Malaysia tidak tinggal diam karena hukum internasional dilanggar oleh negara-negara yang bertindak tanpa hukuman. Standar ganda yang memungkinkan Israel dan Amerika Serikat bertindak di luar kerangka hukum apa pun sebagai penegak hukum yang menyatakan diri telah ditentang secara eksplisit.
Iqna - Menurut Anda, apa saja implikasi potensial dari eskalasi ini bagi perdamaian dan stabilitas regional di Asia Barat dan dunia Islam?
Eskalasi ini berisiko memicu perang regional yang dahsyat. Menargetkan infrastruktur nuklir Iran secara sengaja, terutama sifatnya yang damai, tidak hanya provokatif tetapi juga dapat menyebabkan pembalasan yang akan melibatkan seluruh kawasan, termasuk Irak, Suriah, Lebanon, dan negara-negara Teluk.
Agresi semacam itu akan mengganggu stabilitas Asia Barat dan melemahkan upaya pembebasan Palestina, kerja sama regional, dan persatuan Muslim. Agresi ini berisiko menyeret negara-negara Muslim ke dalam kekacauan yang diinginkan Amerika Serikat dan Israel.
Iqna – Apakah Anda percaya bahwa kegagalan Dewan Keamanan PBB untuk mengutuk serangan Israel mencerminkan bias struktural dalam lembaga-lembaga internasional? Bagaimana negara-negara berpenduduk mayoritas Muslim harus menanggapi kelambanan tersebut?
Tentu saja. Kegagalan Dewan Keamanan PBB untuk bertindak tegas mencerminkan bias struktural yang mendalam dalam sistem internasional, di mana beberapa anggota tetap menggunakan hak veto mereka untuk melindungi sekutu mereka, terlepas dari kejahatan mereka.

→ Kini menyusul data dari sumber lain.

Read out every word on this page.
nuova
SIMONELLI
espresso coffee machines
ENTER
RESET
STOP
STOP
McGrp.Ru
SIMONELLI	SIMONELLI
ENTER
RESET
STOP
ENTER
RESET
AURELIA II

Bias yang mengakar ini telah memungkinkan Israel melakukan pendudukan, apartheid, dan sekarang genosida selama beberapa dekade tanpa konsekuensi yang berarti.

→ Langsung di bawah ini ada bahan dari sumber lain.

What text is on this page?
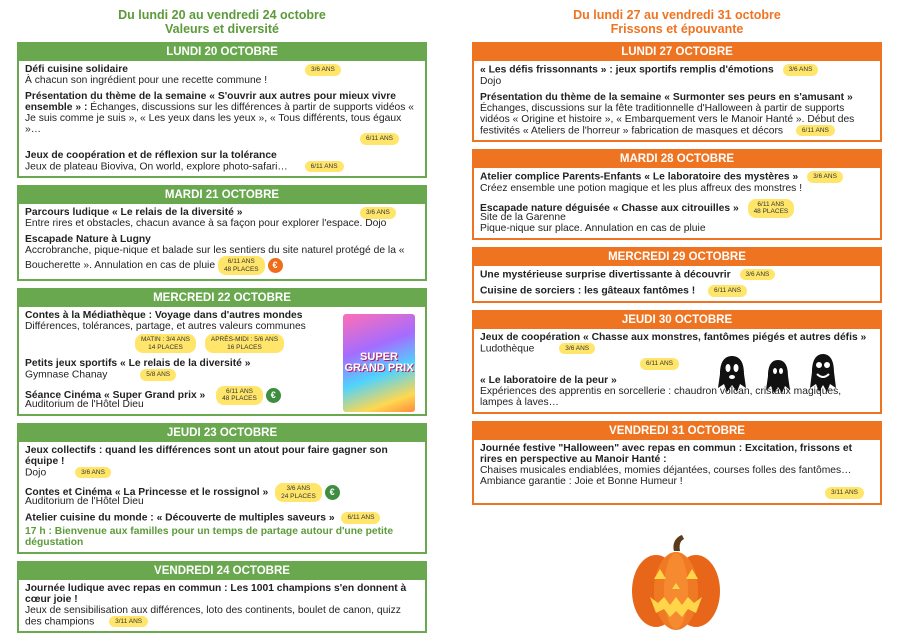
Du lundi 20 au vendredi 24 octobre
Valeurs et diversité
LUNDI 20 OCTOBRE
Défi cuisine solidaire	3/6 ANS
À chacun son ingrédient pour une recette commune !
Présentation du thème de la semaine « S'ouvrir aux autres pour mieux vivre ensemble » : Échanges, discussions sur les différences à partir de supports vidéos « Je suis comme je suis », « Les yeux dans les yeux », « Tous différents, tous égaux »…
6/11 ANS
Jeux de coopération et de réflexion sur la tolérance
Jeux de plateau Bioviva, On world, explore photo-safari…	6/11 ANS
MARDI 21 OCTOBRE
Parcours ludique « Le relais de la diversité »	3/6 ANS
Entre rires et obstacles, chacun avance à sa façon pour explorer l'espace. Dojo
Escapade Nature à Lugny
Accrobranche, pique-nique et balade sur les sentiers du site naturel protégé de la « Boucherette ». Annulation en cas de pluie 6/11 ANS
48 PLACES €
MERCREDI 22 OCTOBRE
Contes à la Médiathèque : Voyage dans d'autres mondes
Différences, tolérances, partage, et autres valeurs communes
MATIN : 3/4 ANS
14 PLACES APRÈS-MIDI : 5/6 ANS
16 PLACES
Petits jeux sportifs « Le relais de la diversité »
Gymnase Chanay	5/8 ANS
Séance Cinéma « Super Grand prix »	6/11 ANS
48 PLACES €
Auditorium de l'Hôtel Dieu
SUPER GRAND PRIX
JEUDI 23 OCTOBRE
Jeux collectifs : quand les différences sont un atout pour faire gagner son équipe !
Dojo	3/6 ANS
Contes et Cinéma « La Princesse et le rossignol »	3/6 ANS
24 PLACES €
Auditorium de l'Hôtel Dieu
Atelier cuisine du monde : « Découverte de multiples saveurs » 6/11 ANS
17 h : Bienvenue aux familles pour un temps de partage autour d'une petite dégustation
VENDREDI 24 OCTOBRE
Journée ludique avec repas en commun : Les 1001 champions s'en donnent à cœur joie !
Jeux de sensibilisation aux différences, loto des continents, boulet de canon, quizz des champions	3/11 ANS
Du lundi 27 au vendredi 31 octobre
Frissons et épouvante
LUNDI 27 OCTOBRE
« Les défis frissonnants » : jeux sportifs remplis d'émotions 3/6 ANS
Dojo
Présentation du thème de la semaine « Surmonter ses peurs en s'amusant »
Échanges, discussions sur la fête traditionnelle d'Halloween à partir de supports vidéos « Origine et histoire », « Embarquement vers le Manoir Hanté ». Début des festivités « Ateliers de l'horreur » fabrication de masques et décors	6/11 ANS
MARDI 28 OCTOBRE
Atelier complice Parents-Enfants « Le laboratoire des mystères » 3/6 ANS
Créez ensemble une potion magique et les plus affreux des monstres !
Escapade nature déguisée « Chasse aux citrouilles »	6/11 ANS
48 PLACES
Site de la Garenne
Pique-nique sur place. Annulation en cas de pluie
MERCREDI 29 OCTOBRE
Une mystérieuse surprise divertissante à découvrir 3/6 ANS
Cuisine de sorciers : les gâteaux fantômes !	6/11 ANS
JEUDI 30 OCTOBRE
Jeux de coopération « Chasse aux monstres, fantômes piégés et autres défis »
Ludothèque	3/6 ANS
6/11 ANS
« Le laboratoire de la peur »
Expériences des apprentis en sorcellerie : chaudron volcan, cristaux magiques, lampes à laves…
VENDREDI 31 OCTOBRE
Journée festive "Halloween" avec repas en commun : Excitation, frissons et rires en perspective au Manoir Hanté :
Chaises musicales endiablées, momies déjantées, courses folles des fantômes… Ambiance garantie : Joie et Bonne Humeur !
3/11 ANS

Negara-negara berpenduduk mayoritas Muslim seharusnya tidak lagi memohon sistem yang tidak berfungsi. Mereka seharusnya menciptakan koalisi diplomatik paralel melalui Organisasi Kerja Sama Islam, Gerakan Non-Blok, ASEAN, BRICS, dan aliansi multilateral lainnya untuk mempermalukan, mengisolasi, dan menekan para agresor.
Iqna - Menurut pendapat Anda, strategi jangka panjang apa yang harus ditempuh negara-negara Muslim untuk memastikan bahwa suara kolektif mereka didengar dan bahwa tindakan permusuhan seperti itu - baik terhadap Palestina, Iran, atau negara lain - tidak dianggap sebagai hal yang wajar atau diabaikan?

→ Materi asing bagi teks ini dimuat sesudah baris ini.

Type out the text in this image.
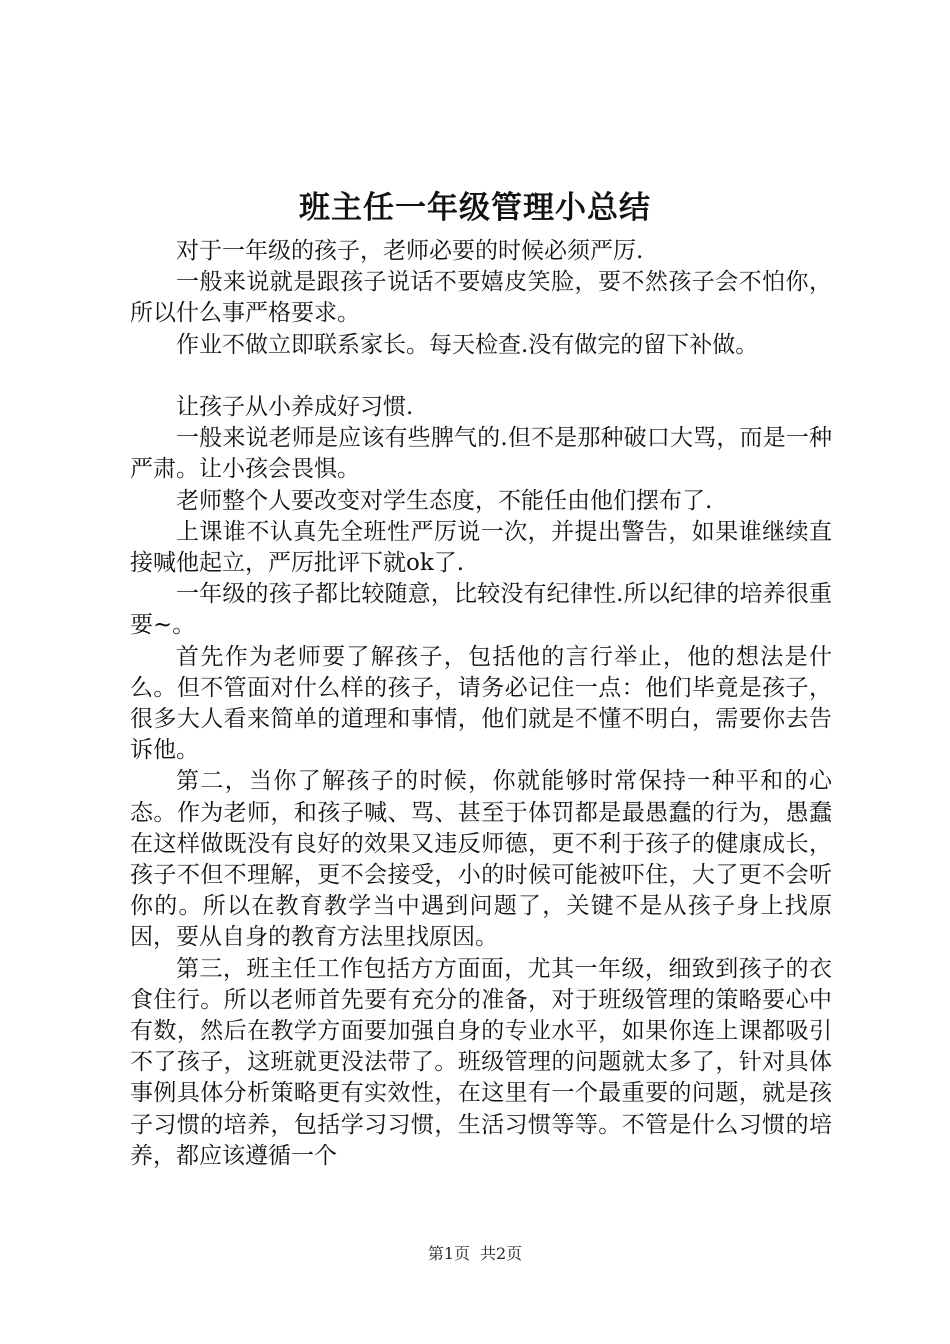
班主任一年级管理小总结

对于一年级的孩子，老师必要的时候必须严厉.

一般来说就是跟孩子说话不要嬉皮笑脸，要不然孩子会不怕你，所以什么事严格要求。

作业不做立即联系家长。每天检查.没有做完的留下补做。

让孩子从小养成好习惯.

一般来说老师是应该有些脾气的.但不是那种破口大骂，而是一种严肃。让小孩会畏惧。

老师整个人要改变对学生态度，不能任由他们摆布了.

上课谁不认真先全班性严厉说一次，并提出警告，如果谁继续直接喊他起立，严厉批评下就ok了.

一年级的孩子都比较随意，比较没有纪律性.所以纪律的培养很重要~。

首先作为老师要了解孩子，包括他的言行举止，他的想法是什么。但不管面对什么样的孩子，请务必记住一点：他们毕竟是孩子，很多大人看来简单的道理和事情，他们就是不懂不明白，需要你去告诉他。

第二，当你了解孩子的时候，你就能够时常保持一种平和的心态。作为老师，和孩子喊、骂、甚至于体罚都是最愚蠢的行为，愚蠢在这样做既没有良好的效果又违反师德，更不利于孩子的健康成长，孩子不但不理解，更不会接受，小的时候可能被吓住，大了更不会听你的。所以在教育教学当中遇到问题了，关键不是从孩子身上找原因，要从自身的教育方法里找原因。

第三，班主任工作包括方方面面，尤其一年级，细致到孩子的衣食住行。所以老师首先要有充分的准备，对于班级管理的策略要心中有数，然后在教学方面要加强自身的专业水平，如果你连上课都吸引不了孩子，这班就更没法带了。班级管理的问题就太多了，针对具体事例具体分析策略更有实效性，在这里有一个最重要的问题，就是孩子习惯的培养，包括学习习惯，生活习惯等等。不管是什么习惯的培养，都应该遵循一个

第1页 共2页
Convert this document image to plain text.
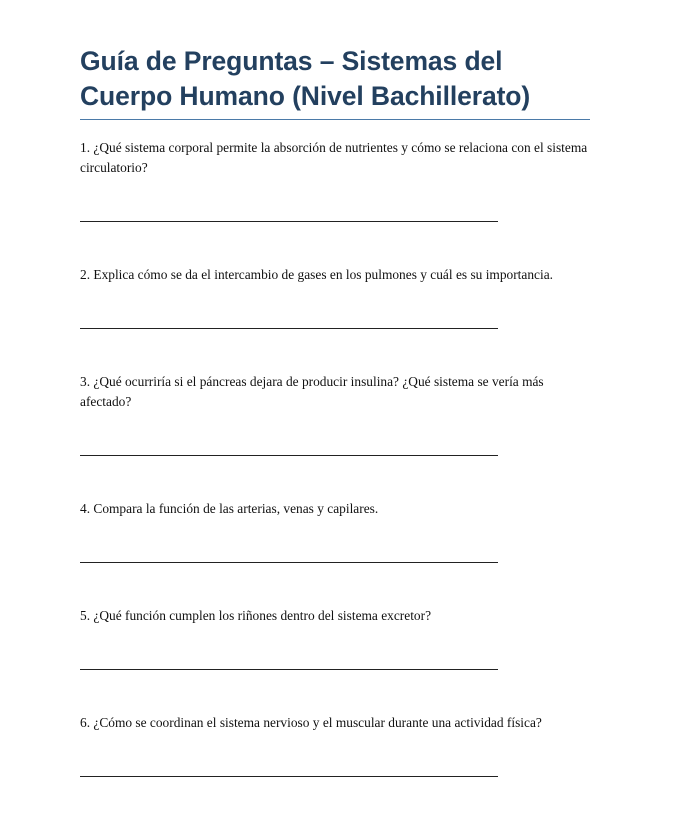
Guía de Preguntas – Sistemas del
Cuerpo Humano (Nivel Bachillerato)

1. ¿Qué sistema corporal permite la absorción de nutrientes y cómo se relaciona con el sistema circulatorio?

2. Explica cómo se da el intercambio de gases en los pulmones y cuál es su importancia.

3. ¿Qué ocurriría si el páncreas dejara de producir insulina? ¿Qué sistema se vería más afectado?

4. Compara la función de las arterias, venas y capilares.

5. ¿Qué función cumplen los riñones dentro del sistema excretor?

6. ¿Cómo se coordinan el sistema nervioso y el muscular durante una actividad física?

Negara-negara Muslim perlu beralih dari pendekatan reaktif ke perspektif strategis dan berdaya secara kelembagaan. Ini termasuk:
- Membentuk jaringan media Islam yang independen untuk melawan propaganda Zionis dan Barat.
- Membentuk fakta pertahanan dan keamanan Muslim untuk mencegah agresi dan mengoordinasikan strategi pertahanan kolektif.
- Membangun kemandirian ekonomi, terutama di sektor-sektor vital seperti energi, ketahanan pangan, dan teknologi.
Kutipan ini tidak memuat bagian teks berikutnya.